I wanted scripts to be hand-editable, with no separate compilation step. I
wanted to be able to drop scripts into directory hierarchies as needed, and
have the test framework pick them up automatically, similar to how JUnit
auto-generates test cases.
How to Test
One issue in defining a GUI test is that you need to map from a semantic
action (select the second item in the records table) onto a programmatic
action (myTable.setSelectedIndex(1)
). This comprises two separate
problems. First, the target of the action, "records table", must be somehow
translated into an actual code object. Second, the semantic event "select the
second item" must be translated into a programmatic action on that code
object.
Tracking components
There are many methods of identifying a component in a GUI hierarchy. We want
the tests to be flexible enough to not break simply because another button or
panel was added to the GUI layout.
- Component Names Java provides for naming components, but since no
one ever names them, this method of identification is mostly useless. Worse,
some auto-generated components (frames for otherwise frameless windows,
windows for popup menus, and most dialog instantiations) have auto-generated
names, which aren't particularly helpful, or even downright misleading if
components get created in a different order than expected.
- Position in hierarchy This method guarantess a unique match, but
also guarantees your script will break when that hierarchy changes, even for
otherwise trivial modifications (like inserting a scrollpane). Each component
would need to store its parent reference and index within that parent. Note
that this implies each parent reference might need to store the same
information for itself.
- Parent window title This is useful as a first-pass discriminator in
multi-window applications.
- Component class This helps discriminate from the available
components list, but is not likely sufficient on its own to identify a
component.
- Custom tags Here's where the real component resolution is done.
Many component classes will have some aspect or property that can be used to
uniquely identify them, typically a label (the text of a button or menu, a
labelFor component, a window's title), but potentially any identifying
element may be used. Abbot uses custom component testers to get the unique
tag for any given component. These testers are dynamically loaded, so we
don't have to know a priori how to get a tag for a given component class.
Combined with all the previous attributes, Abbot does a pretty good job of
tracking components.
Recording events
Ideally, there would be a programmatic function on every component that
performed a given user action, similar to the doClick
method on
AbstractButton
. Given that this is not the case, we want to
provide for both implementing such functions and loading them dynamically, and
constructing semantic events from low-level events when corresponding
functions are not available. Having dedicated semantic functions makes
writing scripts easier, but supporting the low-level events means they are not
absolutely required.
The most basic events to support are those that correspond to low-level OS
events for user input, namely
- Pointer motion
- Button press/release
- Key press/release
In addition, the most common semantic events that affect user input are
windows opening and closing, so we throw in support for those (Alternatively,
the time delta between events could be preserved for replay, but doing so has
not yet proved useful in very many cases)
- Wait for window open/closed
The easiest way to write a script is to record a series of actions for later
replay, adding checkpoints or assertions along the way to verify correctness.

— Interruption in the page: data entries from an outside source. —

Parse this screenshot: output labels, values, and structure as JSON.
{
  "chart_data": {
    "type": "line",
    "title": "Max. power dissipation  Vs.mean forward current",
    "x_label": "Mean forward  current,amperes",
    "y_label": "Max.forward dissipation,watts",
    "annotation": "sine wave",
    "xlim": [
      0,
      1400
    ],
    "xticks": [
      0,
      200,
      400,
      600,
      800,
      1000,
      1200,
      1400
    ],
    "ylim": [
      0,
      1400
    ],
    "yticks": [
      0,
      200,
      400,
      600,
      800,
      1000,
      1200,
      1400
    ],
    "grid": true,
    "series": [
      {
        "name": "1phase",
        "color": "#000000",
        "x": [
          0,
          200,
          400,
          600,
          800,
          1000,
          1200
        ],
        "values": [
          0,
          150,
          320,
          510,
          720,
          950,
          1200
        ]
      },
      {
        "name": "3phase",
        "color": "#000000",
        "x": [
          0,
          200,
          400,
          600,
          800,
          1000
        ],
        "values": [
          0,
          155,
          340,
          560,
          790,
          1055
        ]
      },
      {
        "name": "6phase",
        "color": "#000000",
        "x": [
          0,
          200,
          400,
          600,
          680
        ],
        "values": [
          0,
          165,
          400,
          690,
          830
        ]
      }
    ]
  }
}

Eventually, you might want to add heuristics that strip out meaningless
events, but keeping track of a few basic events is sufficient for good
functionality.
Over and above event stream support, it's useful to have custom, class-based
component functions that provide higher-level semantic events. For example, a
custom table might export a select(int row, int col)
action to
select a cell within the table, or sortByColumn(int col)
to
invoke a click on the column header which would cause a sort in the table.
The custom actions use existing building blocks (low-level events or existing
semantic actions) to construct the higher-level semantic event.